Why don't you construct the annual value of $Y_t$ from the data, so in your example it would be $Y_{t,annual} = \sum_{i = 1}^{4}Y_{i, quart}$. This is of course only relevant if levels are important, and the time series is in absolute values. If it is a percentage, the geo-mean would be the correct (see https://en.wikipedia.org/wiki/Geometric_mean#Proportional_growth).

the geometric mean is appropriate.

rule of thumb:

• geometric mean for percentage numbers
• arithmetic mean for absolute numbers and continuous rates

An alternative approach would be to use a procedure similar to that described in

Chow, G. C. and Lin, A.-l. (1971). Best linear unbiased interpolation, distribution, and extrapolation of time series by related series, The Review of Economics and Statistics 53(4): 372 – 75.

This procedure is used to produce, for example, quarterly national accounts aggregates where only annual data are available but some indicator variables are available.

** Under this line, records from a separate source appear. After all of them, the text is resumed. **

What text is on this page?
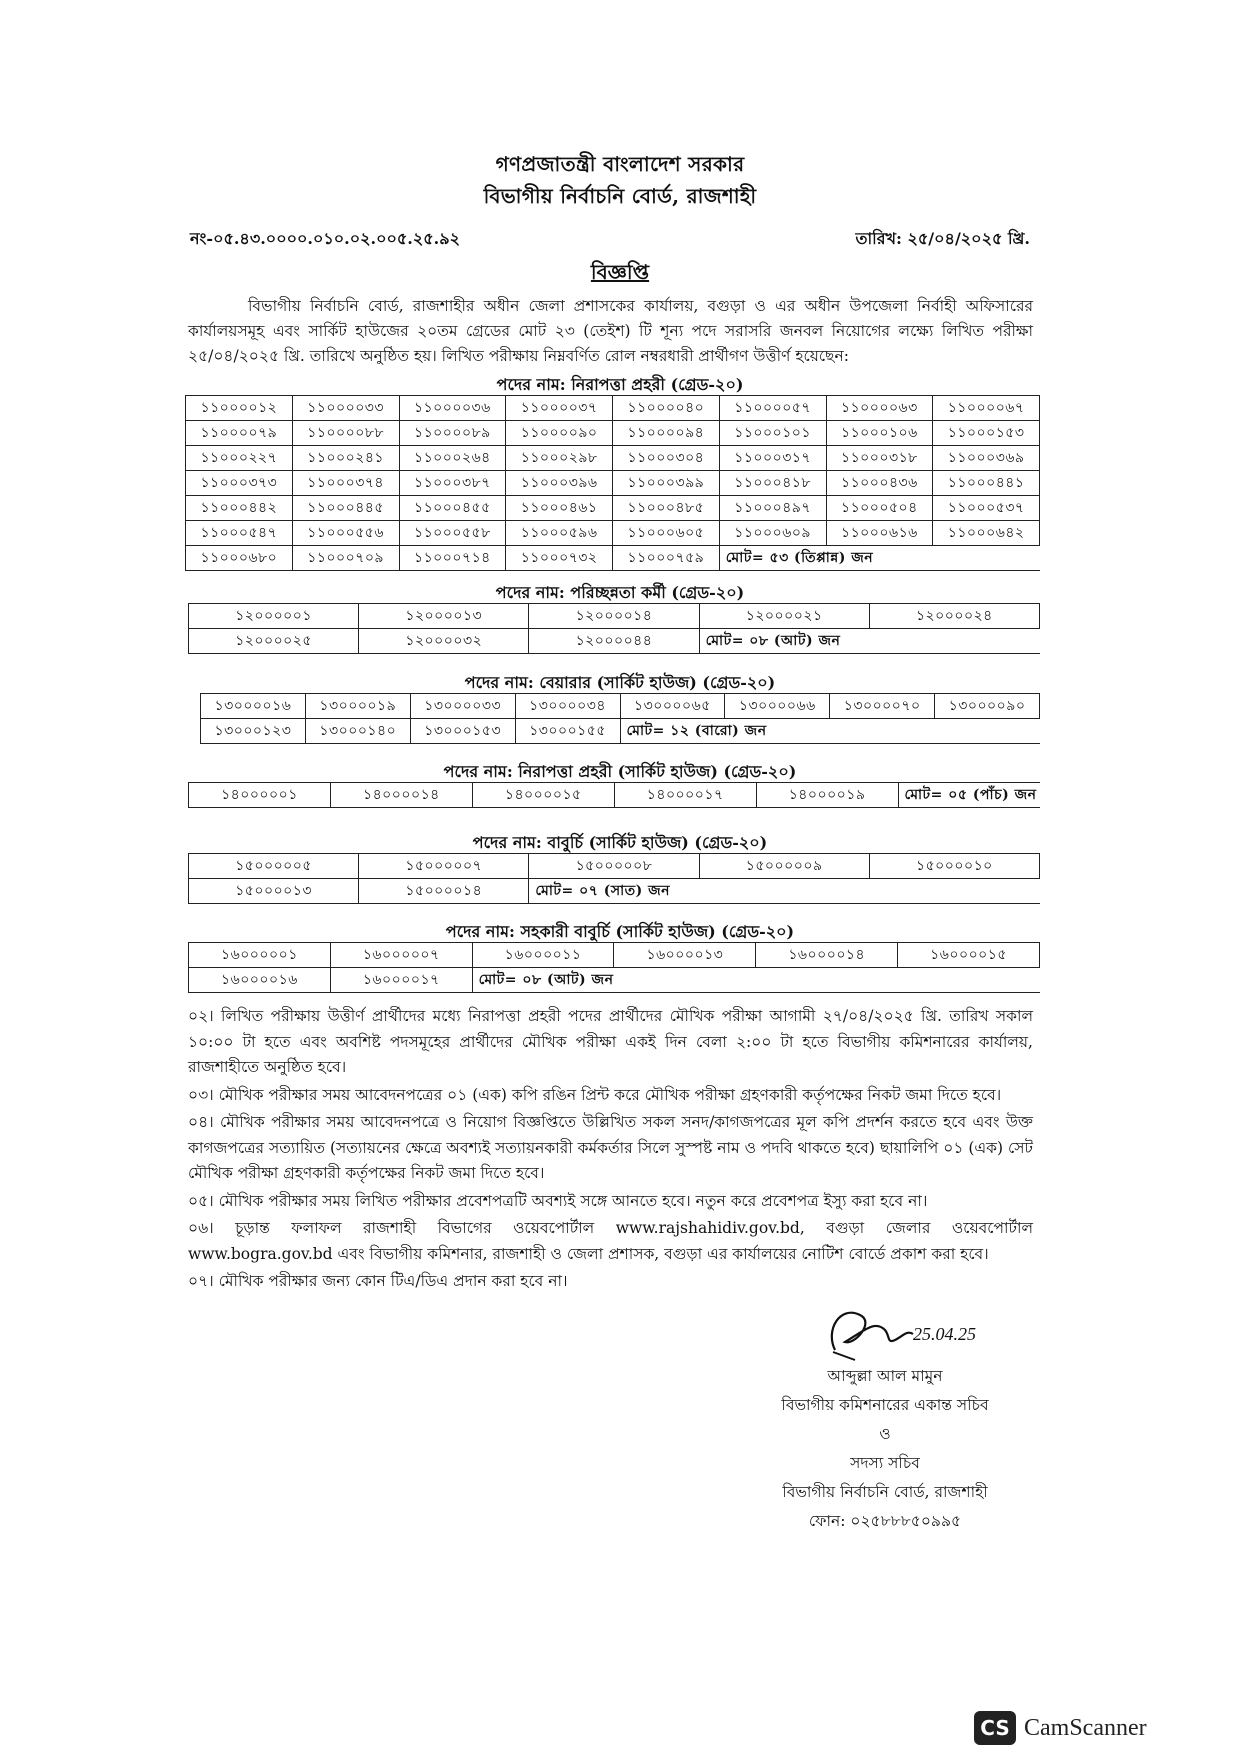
গণপ্রজাতন্ত্রী বাংলাদেশ সরকার
বিভাগীয় নির্বাচনি বোর্ড, রাজশাহী
নং-০৫.৪৩.০০০০.০১০.০২.০০৫.২৫.৯২	তারিখ: ২৫/০৪/২০২৫ খ্রি.
বিজ্ঞপ্তি
বিভাগীয় নির্বাচনি বোর্ড, রাজশাহীর অধীন জেলা প্রশাসকের কার্যালয়, বগুড়া ও এর অধীন উপজেলা নির্বাহী অফিসারের কার্যালয়সমূহ এবং সার্কিট হাউজের ২০তম গ্রেডের মোট ২৩ (তেইশ) টি শূন্য পদে সরাসরি জনবল নিয়োগের লক্ষ্যে লিখিত পরীক্ষা ২৫/০৪/২০২৫ খ্রি. তারিখে অনুষ্ঠিত হয়। লিখিত পরীক্ষায় নিম্নবর্ণিত রোল নম্বরধারী প্রার্থীগণ উত্তীর্ণ হয়েছেন:
পদের নাম: নিরাপত্তা প্রহরী (গ্রেড-২০)
১১০০০০১২	১১০০০০৩৩	১১০০০০৩৬	১১০০০০৩৭	১১০০০০৪০	১১০০০০৫৭	১১০০০০৬৩	১১০০০০৬৭
১১০০০০৭৯	১১০০০০৮৮	১১০০০০৮৯	১১০০০০৯০	১১০০০০৯৪	১১০০০১০১	১১০০০১০৬	১১০০০১৫৩
১১০০০২২৭	১১০০০২৪১	১১০০০২৬৪	১১০০০২৯৮	১১০০০৩০৪	১১০০০৩১৭	১১০০০৩১৮	১১০০০৩৬৯
১১০০০৩৭৩	১১০০০৩৭৪	১১০০০৩৮৭	১১০০০৩৯৬	১১০০০৩৯৯	১১০০০৪১৮	১১০০০৪৩৬	১১০০০৪৪১
১১০০০৪৪২	১১০০০৪৪৫	১১০০০৪৫৫	১১০০০৪৬১	১১০০০৪৮৫	১১০০০৪৯৭	১১০০০৫০৪	১১০০০৫৩৭
১১০০০৫৪৭	১১০০০৫৫৬	১১০০০৫৫৮	১১০০০৫৯৬	১১০০০৬০৫	১১০০০৬০৯	১১০০০৬১৬	১১০০০৬৪২
১১০০০৬৮০	১১০০০৭০৯	১১০০০৭১৪	১১০০০৭৩২	১১০০০৭৫৯	মোট= ৫৩ (তিপ্পান্ন) জন		
পদের নাম: পরিচ্ছন্নতা কর্মী (গ্রেড-২০)
১২০০০০০১	১২০০০০১৩	১২০০০০১৪	১২০০০০২১	১২০০০০২৪
১২০০০০২৫	১২০০০০৩২	১২০০০০৪৪	মোট= ০৮ (আট) জন	
পদের নাম: বেয়ারার (সার্কিট হাউজ) (গ্রেড-২০)
১৩০০০০১৬	১৩০০০০১৯	১৩০০০০৩৩	১৩০০০০৩৪	১৩০০০০৬৫	১৩০০০০৬৬	১৩০০০০৭০	১৩০০০০৯০
১৩০০০১২৩	১৩০০০১৪০	১৩০০০১৫৩	১৩০০০১৫৫	মোট= ১২ (বারো) জন			
পদের নাম: নিরাপত্তা প্রহরী (সার্কিট হাউজ) (গ্রেড-২০)
১৪০০০০০১	১৪০০০০১৪	১৪০০০০১৫	১৪০০০০১৭	১৪০০০০১৯	মোট= ০৫ (পাঁচ) জন
পদের নাম: বাবুর্চি (সার্কিট হাউজ) (গ্রেড-২০)
১৫০০০০০৫	১৫০০০০০৭	১৫০০০০০৮	১৫০০০০০৯	১৫০০০০১০
১৫০০০০১৩	১৫০০০০১৪	মোট= ০৭ (সাত) জন		
পদের নাম: সহকারী বাবুর্চি (সার্কিট হাউজ) (গ্রেড-২০)
১৬০০০০০১	১৬০০০০০৭	১৬০০০০১১	১৬০০০০১৩	১৬০০০০১৪	১৬০০০০১৫
১৬০০০০১৬	১৬০০০০১৭	মোট= ০৮ (আট) জন			

০২। লিখিত পরীক্ষায় উত্তীর্ণ প্রার্থীদের মধ্যে নিরাপত্তা প্রহরী পদের প্রার্থীদের মৌখিক পরীক্ষা আগামী ২৭/০৪/২০২৫ খ্রি. তারিখ সকাল ১০:০০ টা হতে এবং অবশিষ্ট পদসমূহের প্রার্থীদের মৌখিক পরীক্ষা একই দিন বেলা ২:০০ টা হতে বিভাগীয় কমিশনারের কার্যালয়, রাজশাহীতে অনুষ্ঠিত হবে।

০৩। মৌখিক পরীক্ষার সময় আবেদনপত্রের ০১ (এক) কপি রঙিন প্রিন্ট করে মৌখিক পরীক্ষা গ্রহণকারী কর্তৃপক্ষের নিকট জমা দিতে হবে।

০৪। মৌখিক পরীক্ষার সময় আবেদনপত্রে ও নিয়োগ বিজ্ঞপ্তিতে উল্লিখিত সকল সনদ/কাগজপত্রের মূল কপি প্রদর্শন করতে হবে এবং উক্ত কাগজপত্রের সত্যায়িত (সত্যায়নের ক্ষেত্রে অবশ্যই সত্যায়নকারী কর্মকর্তার সিলে সুস্পষ্ট নাম ও পদবি থাকতে হবে) ছায়ালিপি ০১ (এক) সেট মৌখিক পরীক্ষা গ্রহণকারী কর্তৃপক্ষের নিকট জমা দিতে হবে।

০৫। মৌখিক পরীক্ষার সময় লিখিত পরীক্ষার প্রবেশপত্রটি অবশ্যই সঙ্গে আনতে হবে। নতুন করে প্রবেশপত্র ইস্যু করা হবে না।

০৬। চূড়ান্ত ফলাফল রাজশাহী বিভাগের ওয়েবপোর্টাল www.rajshahidiv.gov.bd, বগুড়া জেলার ওয়েবপোর্টাল www.bogra.gov.bd এবং বিভাগীয় কমিশনার, রাজশাহী ও জেলা প্রশাসক, বগুড়া এর কার্যালয়ের নোটিশ বোর্ডে প্রকাশ করা হবে।

০৭। মৌখিক পরীক্ষার জন্য কোন টিএ/ডিএ প্রদান করা হবে না।

25.04.25
আব্দুল্লা আল মামুন
বিভাগীয় কমিশনারের একান্ত সচিব
ও
সদস্য সচিব
বিভাগীয় নির্বাচনি বোর্ড, রাজশাহী
ফোন: ০২৫৮৮৮৫০৯৯৫
CS CamScanner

A linear relationship with an auto-correlated disturbance is assumed between the unobserved quarterly variable and the indicators. Chow-Lin estimates this relationship using some "tricks". The estimation procedure can be replace by a maximum likelihood estimator. The Chow-Lin procedure is implemented in various software packages but I would recommend that it be programmed using maximum likelihood when you can adapt the procedure to better meet your needs.